K810321 is an FDA 510(k) clearance for the REINFORCED TRACHEOSTOMY TUBE SET(TENTAT). Classified as Tube, Tracheostomy (w/wo Connector) (product code BTO), Class II - Special Controls.

Submitted by National Catheter Co. Div. Mallinckrodt (Walker, US). The FDA issued a Cleared decision on March 4, 1981 after a review of 26 days - a notably fast clearance cycle.

This device falls under the Anesthesiology FDA review panel, regulated under 21 CFR 868.5800 - the FDA anesthesiology and respiratory device framework. The Traditional 510(k) pathway establishes clearance through substantial equivalence to a legally marketed predicate device, without requiring clinical trial data.

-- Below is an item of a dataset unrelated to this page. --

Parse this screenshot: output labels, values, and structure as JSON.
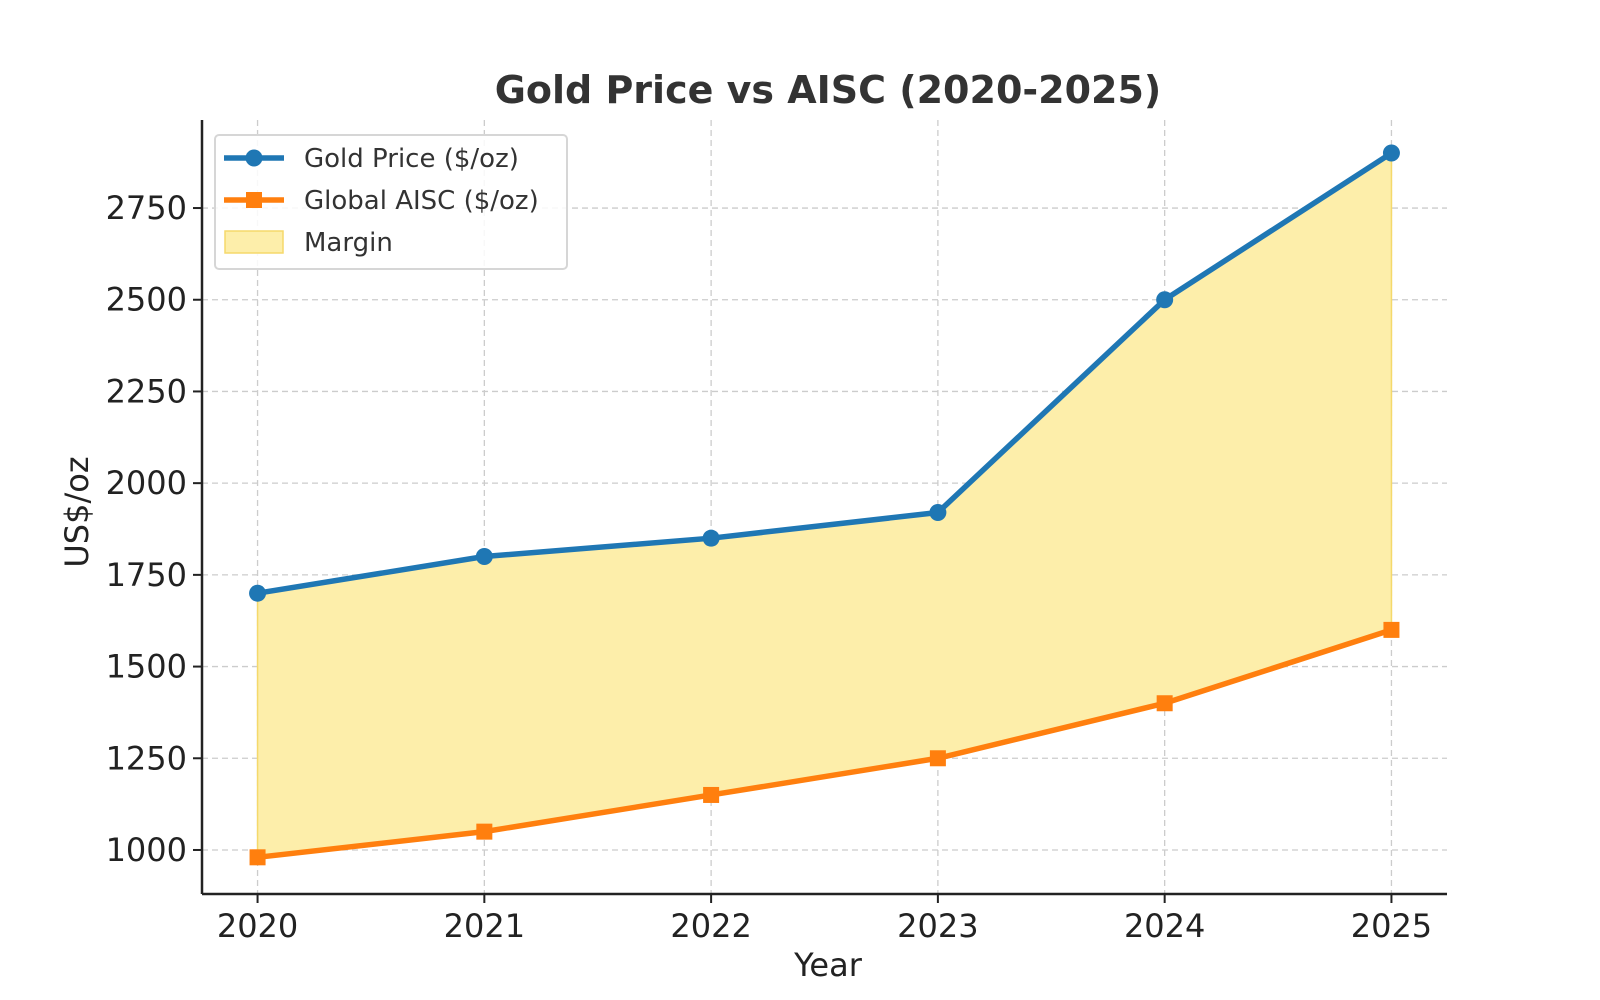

Device pattern: Fast-track predicate clearance. Standard predicate reliance. The short review cycle indicates strong predicate alignment - the FDA found sufficient equivalence without extended technical review.

View all National Catheter Co. Div. Mallinckrodt devices

Submission Details

510(k) Number K810321 FDA.gov
FDA Decision Cleared Substantially Equivalent - Traditional 510(k) (SESE)
Date Received February 06, 1981
Decision Date March 04, 1981
Days to Decision 26 days
Submission Type Traditional
Review Panel Anesthesiology (AN)
Summary -
Third-party Review No - reviewed directly by FDA
Regulatory Context
Review time vs. panel average
113d faster than avg
Panel avg: 139d · This submission: 26d
Pathway characteristics
Predicate-based equivalence. No clinical trials required.

Device Classification

Product Code BTO Tube, Tracheostomy (w/wo Connector)
Device Class Class 2 - Special Controls
CFR Regulation 21 CFR 868.5800
What this classification means

Class II devices require demonstration of substantial equivalence to a legally marketed predicate device. This pathway does not require clinical trials - it relies on engineering equivalence and performance data. Most Anesthesiology devices follow this clearance model.